Musto’s attorneys filed an appeal with the U.S. Third Circuit Court asking that the ruling on physical competence be overturned and an indefinite continuance granted.
But on Wednesday, with no action from the appeals court and an order requiring Musto to enter the Butner facility Feb. 3, his attorneys went into high gear.
They filed paperwork arguing Caputo should grant a temporary stay, pushing the date with Butner to Feb. 24 so the appeal could unfold. Caputo denied the request later that day, pointing out admission to the facility was mandated by federal law once mental incompetence was ruled and calling the request “incongruous.”
On Thursday Musto’s attorneys appealed to the Third Circuit Court, asking for an emergency suspension of the order to report to Butner, arguing the very trip could kill Musto. Among the 184 pages filed was a footnote that cast a different light on the last minute dramatics.
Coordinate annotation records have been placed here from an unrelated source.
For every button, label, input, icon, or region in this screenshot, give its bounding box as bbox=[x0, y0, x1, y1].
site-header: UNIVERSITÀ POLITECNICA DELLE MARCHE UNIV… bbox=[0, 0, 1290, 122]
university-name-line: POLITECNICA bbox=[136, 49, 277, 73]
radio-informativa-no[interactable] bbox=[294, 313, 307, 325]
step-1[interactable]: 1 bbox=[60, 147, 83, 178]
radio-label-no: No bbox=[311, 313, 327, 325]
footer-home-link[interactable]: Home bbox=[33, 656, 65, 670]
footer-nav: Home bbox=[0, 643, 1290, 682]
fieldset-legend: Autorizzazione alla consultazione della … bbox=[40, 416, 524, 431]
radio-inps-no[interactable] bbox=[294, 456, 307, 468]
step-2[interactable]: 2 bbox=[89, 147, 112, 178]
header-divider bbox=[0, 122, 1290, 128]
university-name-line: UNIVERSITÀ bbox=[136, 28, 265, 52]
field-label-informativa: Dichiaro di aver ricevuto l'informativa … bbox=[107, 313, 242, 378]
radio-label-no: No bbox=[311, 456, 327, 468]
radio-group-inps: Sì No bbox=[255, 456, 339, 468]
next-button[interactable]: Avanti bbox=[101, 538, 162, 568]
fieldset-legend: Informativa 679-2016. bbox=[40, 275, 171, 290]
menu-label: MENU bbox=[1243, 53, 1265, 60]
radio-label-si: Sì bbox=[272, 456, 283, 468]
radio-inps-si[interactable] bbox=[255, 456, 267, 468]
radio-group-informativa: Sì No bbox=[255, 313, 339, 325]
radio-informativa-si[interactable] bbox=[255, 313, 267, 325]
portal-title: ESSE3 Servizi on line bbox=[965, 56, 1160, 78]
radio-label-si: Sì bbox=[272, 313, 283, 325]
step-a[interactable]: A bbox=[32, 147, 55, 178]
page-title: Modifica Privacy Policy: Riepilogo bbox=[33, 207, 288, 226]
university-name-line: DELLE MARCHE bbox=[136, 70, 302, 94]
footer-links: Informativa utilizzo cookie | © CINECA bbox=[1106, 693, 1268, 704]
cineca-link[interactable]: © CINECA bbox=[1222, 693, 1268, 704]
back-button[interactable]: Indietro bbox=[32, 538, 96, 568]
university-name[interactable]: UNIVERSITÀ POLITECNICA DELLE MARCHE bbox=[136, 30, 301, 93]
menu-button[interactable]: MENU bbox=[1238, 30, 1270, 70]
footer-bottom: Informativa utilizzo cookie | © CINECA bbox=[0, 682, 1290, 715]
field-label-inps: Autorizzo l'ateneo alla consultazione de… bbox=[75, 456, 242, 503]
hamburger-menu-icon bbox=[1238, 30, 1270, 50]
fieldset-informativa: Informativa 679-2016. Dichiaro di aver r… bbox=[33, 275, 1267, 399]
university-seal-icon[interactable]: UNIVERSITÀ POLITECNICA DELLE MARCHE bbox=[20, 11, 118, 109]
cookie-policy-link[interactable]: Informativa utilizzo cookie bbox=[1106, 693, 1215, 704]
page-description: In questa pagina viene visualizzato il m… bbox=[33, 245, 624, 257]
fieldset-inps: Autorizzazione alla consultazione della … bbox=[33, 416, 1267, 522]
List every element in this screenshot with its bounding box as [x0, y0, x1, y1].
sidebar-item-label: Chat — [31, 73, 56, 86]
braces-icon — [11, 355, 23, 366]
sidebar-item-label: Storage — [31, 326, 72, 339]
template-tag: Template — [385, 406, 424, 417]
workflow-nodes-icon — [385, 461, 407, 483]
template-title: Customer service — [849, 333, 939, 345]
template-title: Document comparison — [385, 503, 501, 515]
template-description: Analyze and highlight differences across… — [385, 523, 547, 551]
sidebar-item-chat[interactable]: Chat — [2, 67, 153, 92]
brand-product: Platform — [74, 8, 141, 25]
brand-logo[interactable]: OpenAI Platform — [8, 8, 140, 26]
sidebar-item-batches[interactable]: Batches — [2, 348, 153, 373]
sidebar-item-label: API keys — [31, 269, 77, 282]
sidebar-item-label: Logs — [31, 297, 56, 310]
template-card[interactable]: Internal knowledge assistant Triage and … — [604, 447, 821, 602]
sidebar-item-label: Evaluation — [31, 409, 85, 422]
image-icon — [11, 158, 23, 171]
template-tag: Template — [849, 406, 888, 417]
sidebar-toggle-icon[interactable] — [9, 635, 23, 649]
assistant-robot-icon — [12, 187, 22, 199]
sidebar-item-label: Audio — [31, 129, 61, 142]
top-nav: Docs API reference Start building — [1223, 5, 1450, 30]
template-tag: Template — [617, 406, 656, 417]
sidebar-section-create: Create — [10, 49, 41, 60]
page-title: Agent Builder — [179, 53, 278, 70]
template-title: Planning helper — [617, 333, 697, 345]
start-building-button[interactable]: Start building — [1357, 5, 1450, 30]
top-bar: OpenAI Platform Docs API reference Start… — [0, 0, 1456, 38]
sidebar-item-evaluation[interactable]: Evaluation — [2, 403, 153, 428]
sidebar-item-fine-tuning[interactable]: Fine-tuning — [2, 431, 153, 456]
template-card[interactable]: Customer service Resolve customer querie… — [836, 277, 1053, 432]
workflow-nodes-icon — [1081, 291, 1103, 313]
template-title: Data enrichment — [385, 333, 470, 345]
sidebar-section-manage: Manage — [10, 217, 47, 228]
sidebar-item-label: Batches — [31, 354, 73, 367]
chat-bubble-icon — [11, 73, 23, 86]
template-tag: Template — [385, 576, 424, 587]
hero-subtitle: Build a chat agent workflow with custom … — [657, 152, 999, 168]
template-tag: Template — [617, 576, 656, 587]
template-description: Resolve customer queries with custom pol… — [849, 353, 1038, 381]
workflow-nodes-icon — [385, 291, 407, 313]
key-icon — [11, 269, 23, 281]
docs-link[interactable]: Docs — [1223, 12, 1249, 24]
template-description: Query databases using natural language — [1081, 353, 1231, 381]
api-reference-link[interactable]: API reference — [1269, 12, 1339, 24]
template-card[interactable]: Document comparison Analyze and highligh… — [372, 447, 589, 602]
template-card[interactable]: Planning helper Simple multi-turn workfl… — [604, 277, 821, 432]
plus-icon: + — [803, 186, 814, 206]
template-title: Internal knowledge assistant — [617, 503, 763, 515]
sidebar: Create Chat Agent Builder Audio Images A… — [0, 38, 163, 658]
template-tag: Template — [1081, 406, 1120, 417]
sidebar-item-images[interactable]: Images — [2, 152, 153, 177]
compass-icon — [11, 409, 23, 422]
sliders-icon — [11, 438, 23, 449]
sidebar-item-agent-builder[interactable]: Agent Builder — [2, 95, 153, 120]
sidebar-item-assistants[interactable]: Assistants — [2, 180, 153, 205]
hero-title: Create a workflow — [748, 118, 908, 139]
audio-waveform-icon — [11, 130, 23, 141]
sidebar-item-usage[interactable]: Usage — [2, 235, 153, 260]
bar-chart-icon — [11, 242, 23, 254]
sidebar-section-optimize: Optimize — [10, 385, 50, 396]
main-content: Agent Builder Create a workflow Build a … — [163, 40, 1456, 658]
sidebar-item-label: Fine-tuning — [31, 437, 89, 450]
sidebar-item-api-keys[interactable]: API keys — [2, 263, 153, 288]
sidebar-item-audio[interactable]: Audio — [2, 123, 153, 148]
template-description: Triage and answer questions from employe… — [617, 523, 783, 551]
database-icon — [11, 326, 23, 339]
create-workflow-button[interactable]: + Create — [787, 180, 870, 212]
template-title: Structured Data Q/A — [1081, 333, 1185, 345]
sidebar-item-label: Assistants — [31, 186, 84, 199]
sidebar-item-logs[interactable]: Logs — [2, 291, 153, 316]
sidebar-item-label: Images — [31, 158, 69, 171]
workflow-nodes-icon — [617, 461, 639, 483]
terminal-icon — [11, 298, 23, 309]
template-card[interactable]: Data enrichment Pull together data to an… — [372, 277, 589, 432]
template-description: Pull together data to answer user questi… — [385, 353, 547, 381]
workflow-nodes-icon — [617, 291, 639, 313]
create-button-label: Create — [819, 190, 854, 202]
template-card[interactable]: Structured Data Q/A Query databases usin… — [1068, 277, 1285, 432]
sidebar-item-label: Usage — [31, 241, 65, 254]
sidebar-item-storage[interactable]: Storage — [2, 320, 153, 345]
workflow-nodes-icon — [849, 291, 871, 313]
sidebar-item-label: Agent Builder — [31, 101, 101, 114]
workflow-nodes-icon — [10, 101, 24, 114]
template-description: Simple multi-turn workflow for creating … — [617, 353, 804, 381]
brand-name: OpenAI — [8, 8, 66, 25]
Defense attorneys noted the request for a stay from Caputo was filed Jan. 28 and that “counsel should have filed the motion … sooner.” That admission was followed by an explanation:
“Co-counsel (Walter) Batty, who has major responsibility for drafting all the papers in this case, was not able to do any drafting from January 14 to January 22, 2014, because of computer malfunctions.”
Friday morning the government filed a 230-page response that boiled down to the same argument Caputo had made in denying the earlier request: Once ruled incompetent, the law unambiguously required commitment to a federal facility for up to four months evaluation.
Musto “must show that he has a strong argument that this aspect of the district court’s order was in error,” the government wrote. “Quite simply, he can’t.”
By 2:45 p.m. Friday it was settled with a terse order by the appeals court: “The foregoing Emergency Motion by Appellant to stay order committing him to the custody of the Attorney General is denied.”